Mr. Cilimberg stated that easements are not just for people to look at.  He stated that easement are something that an individual decides that they are going to do as a land use that they are contributing towards a greater good and that they have some expectation about what would be taken into consideration as other land use activities occur around it.  He stated that it has not been unusual for staff to look at tower sites based on how they might be visible from historic property and property under conservation easement.  He pointed out that it was relevant and was a reciprocal kind of thing and was not just what you are looking at. He stated that it was what those people feel they have invested in and have a part of that they expect some level of acknowledgement for other uses that might occur around them.

 

Mr. Rieley stated that it has been a conversation about lots of areas under conservation easements and towers as long as he had been on the Commission.

 

Mr. Cilimberg stated that Mr. Waller’s idea about having the owners be able to see what that impact may be is a practical way of dealing with that issue.

 

Mr. Caramanis stated that they would like to be able to engage with these folks too and hear their concerns.  He stated that they were hearing their comments for the first time.  He stated that the other question related to the grading.  He stated that obviously it was on a steep slope and was put there so that they could have the backdrop, which has to be level with where the tower is.

 

Mr. Rieley stated that he had a problem and that it was up to him to solve it.  He stated that if he could not get access to that site without endangering the trees that are offering the screening that makes it acceptable, then he did not have an acceptable application in his view.

 

Mr.
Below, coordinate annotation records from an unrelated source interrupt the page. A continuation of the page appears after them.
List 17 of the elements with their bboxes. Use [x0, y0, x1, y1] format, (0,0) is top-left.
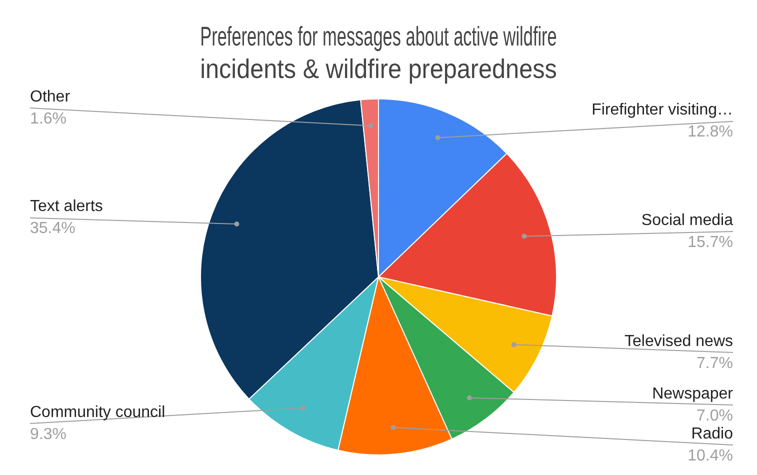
slice-label: Community council: [30, 404, 166, 421]
data-label: 7.7%: [696, 354, 733, 372]
slice-label: Social media: [641, 212, 734, 229]
slice-label: Other: [30, 88, 71, 106]
slice-label: Radio: [691, 425, 734, 442]
data-label: 7.0%: [696, 407, 733, 424]
data-label: 9.3%: [30, 426, 66, 443]
slice-label: Firefighter visiting…: [592, 102, 733, 119]
slice-label: Text alerts: [30, 198, 103, 216]
data-label: 15.7%: [688, 234, 733, 251]
data-label: 10.4%: [688, 447, 733, 464]
chart-title: Preferences for messages about active wildfire incidents & wildfire preparedness: [200, 22, 557, 84]
data-label: 1.6%: [30, 110, 66, 128]
data-label: 12.8%: [688, 124, 733, 141]
slice-label: Televised news: [624, 332, 733, 350]
data-label: 35.4%: [30, 220, 76, 238]
slice-label: Newspaper: [652, 385, 734, 402]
Caramanis asked if there was at least an understanding that the area where the tower goes at least needs to be graded to be flat for the tower to be there.

 

Mr. Rieley stated that he did not necessarily think that was an absolute given.  He stated that if they had a steep site and their solution to that was to make it flat over a large area, and then in the process of doing that they either take out or endanger the trees that are giving the screening, then it was an unacceptable application.  He pointed out that then they would have established a given that puts them in a corner that they cannot get out of.  He asked for a motion.

 

Mr. Finley made the motion to defer SP-2003-72, Linda Vest – Alltel, until the second Tuesday of January as requested by the applicant.

 

Mr. Edgerton seconded the motion.

 

The motion carried by a vote of (6:0).

 

Mr. Rieley stated that SP-2003-72 was deferred to the second week in January.

 

Old Business:

 

Mr. Rieley asked if there was any old business.   There being none, the meeting proceeded.

 

New Business:

           

Mr. Rieley asked if there was any new business.

 

Mr. Cilimberg stated that there would be no Planning Commission meeting on December 23rd.

 

Adjournment:

 

With no further items, the meeting adjourned at 9:00 p.m. to the December 9, 2003 meeting.